Grammy award-nominated musician and prostate cancer survivor Charlie Wilson and Janssen Biotech, Inc. have teamed up to raise awareness in the African-American community about prostate cancer and its disproportionate impact on African-American men.

“Prostate cancer takes a huge toll on the African-American community, and too many of us are afraid to talk about it,” says Wilson. “I know I was before I was diagnosed. But things are different now. I’m committed to helping others become more aware of prostate cancer and the medical and support resources that are available.”

Compared with women or any other group of men, African-American men are less likely to seek care and participate in health-related activities. Dr. Stanley K. Frencher, with the Black Barbershop Health Outreach Program, encourages African-American men to proactively speak with their doctors about prostate cancer. Dr.
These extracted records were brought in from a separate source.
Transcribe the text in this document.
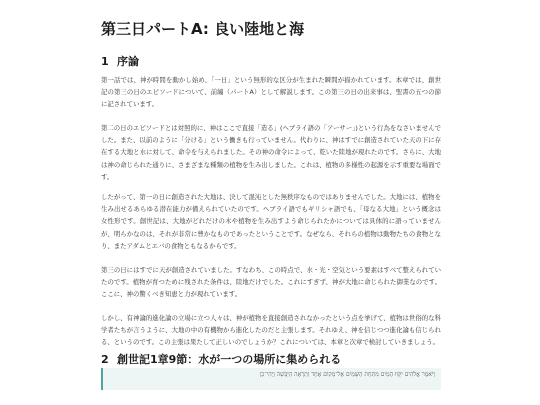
第三日パートA: 良い陸地と海
1 序論

第一話では、神が時間を動かし始め、「一日」という無形的な区分が生まれた瞬間が描かれています。本章では、創世記の第三の日のエピソードについて、前編（パートA）として解説します。この第三の日の出来事は、聖書の五つの節に記されています。

第二の日のエピソードとは対照的に、神はここで直接「造る」(ヘブライ語の「アーサー」)という行為をなさいませんでした。また、以前のように「分ける」という働きも行っていません。代わりに、神はすでに創造されていた天の下に存在する大地と水に対して、命令を与えられました。その神の命令によって、乾いた陸地が現れたのです。さらに、大地は神の命じられた通りに、さまざまな種類の植物を生み出しました。これは、植物の多様性の起源を示す重要な場面です。

したがって、第一の日に創造された大地は、決して混沌とした無秩序なものではありませんでした。大地には、植物を生み出せるあらゆる潜在能力が備えられていたのです。ヘブライ語でもギリシャ語でも、「母なる大地」という概念は女性形です。創世記は、大地がどれだけの木や植物を生み出すよう命じられたかについては具体的に語っていませんが、明らかなのは、それが非常に豊かなものであったということです。なぜなら、それらの植物は動物たちの食物となり、またアダムとエバの食物ともなるからです。

第三の日にはすでに天が創造されていました。すなわち、この時点で、水・光・空気という要素はすべて整えられていたのです。植物が育つために残された条件は、陸地だけでした。これにすぎず、神が大地に命じられた御業なのです。ここに、神の驚くべき知恵と力が現れています。

しかし、有神論的進化論の立場に立つ人々は、神が植物を直接創造されなかったという点を挙げて、植物は世俗的な科学者たちが言うように、大地の中の有機物から進化したのだと主張します。それゆえ、神を信じつつ進化論も信じられる、というのです。この主張は果たして正しいのでしょうか？これについては、本章と次章で検討していきましょう。

2 創世記1章9節：水が一つの場所に集められる
וַיֹּאמֶר אֱלֹהִים יִקָּווּ הַמַּיִם מִתַּחַת הַשָּׁמַיִם אֶל־מָקוֹם אֶחָד וְתֵרָאֶה הַיַּבָּשָׁה וַיְהִי־כֵן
Frencher addresses three common questions about the condition.

Q:. What are the risk factors for prostate cancer?

A: A man’s risk for prostate cancer increases if he:

• Is older than age 65.

• Has a father, brother or son who had prostate cancer.

• Is African-American, as this population is at higher risk than whites and Hispanics. Prostate cancer is less common in Asians, Pacific Islanders, American Indians and Alaskan Natives.

• Has had pre-cancerous prostate changes, which can be a precursor to cancer.

• Has genetic (chromosomal) abnormalities, such as a certain altered or missing gene.

Some of these factors also may increase the chance of advanced prostate cancer specifically.

Q: What is a prostate cancer screening test like? Will it hurt?

A: There are several screening tests that may help detect prostate cancer before symptoms are present, such as digital rectal exams and prostate specific antigen (PSA) testing. The American Cancer Society recommends that discussions about conducting PSA testing for African-American men begin at age 45 due to their higher risk, while most other men without a family history are advised to speak with their physicians about PSA testing starting at the age 50. A few seconds of discomfort may save a man’s life and extend the time he gets to spend with his family.

Q: What is a common misconception about a prostate cancer diagnosis?

A: Men should understand a prostate cancer diagnosis is not a death sentence. Screening is the most common method for early detection of prostate cancer in asymptomatic populations, so it is critical that men speak with their doctors about prostate cancer and get tested if they and their doctors believe it is the appropriate decision.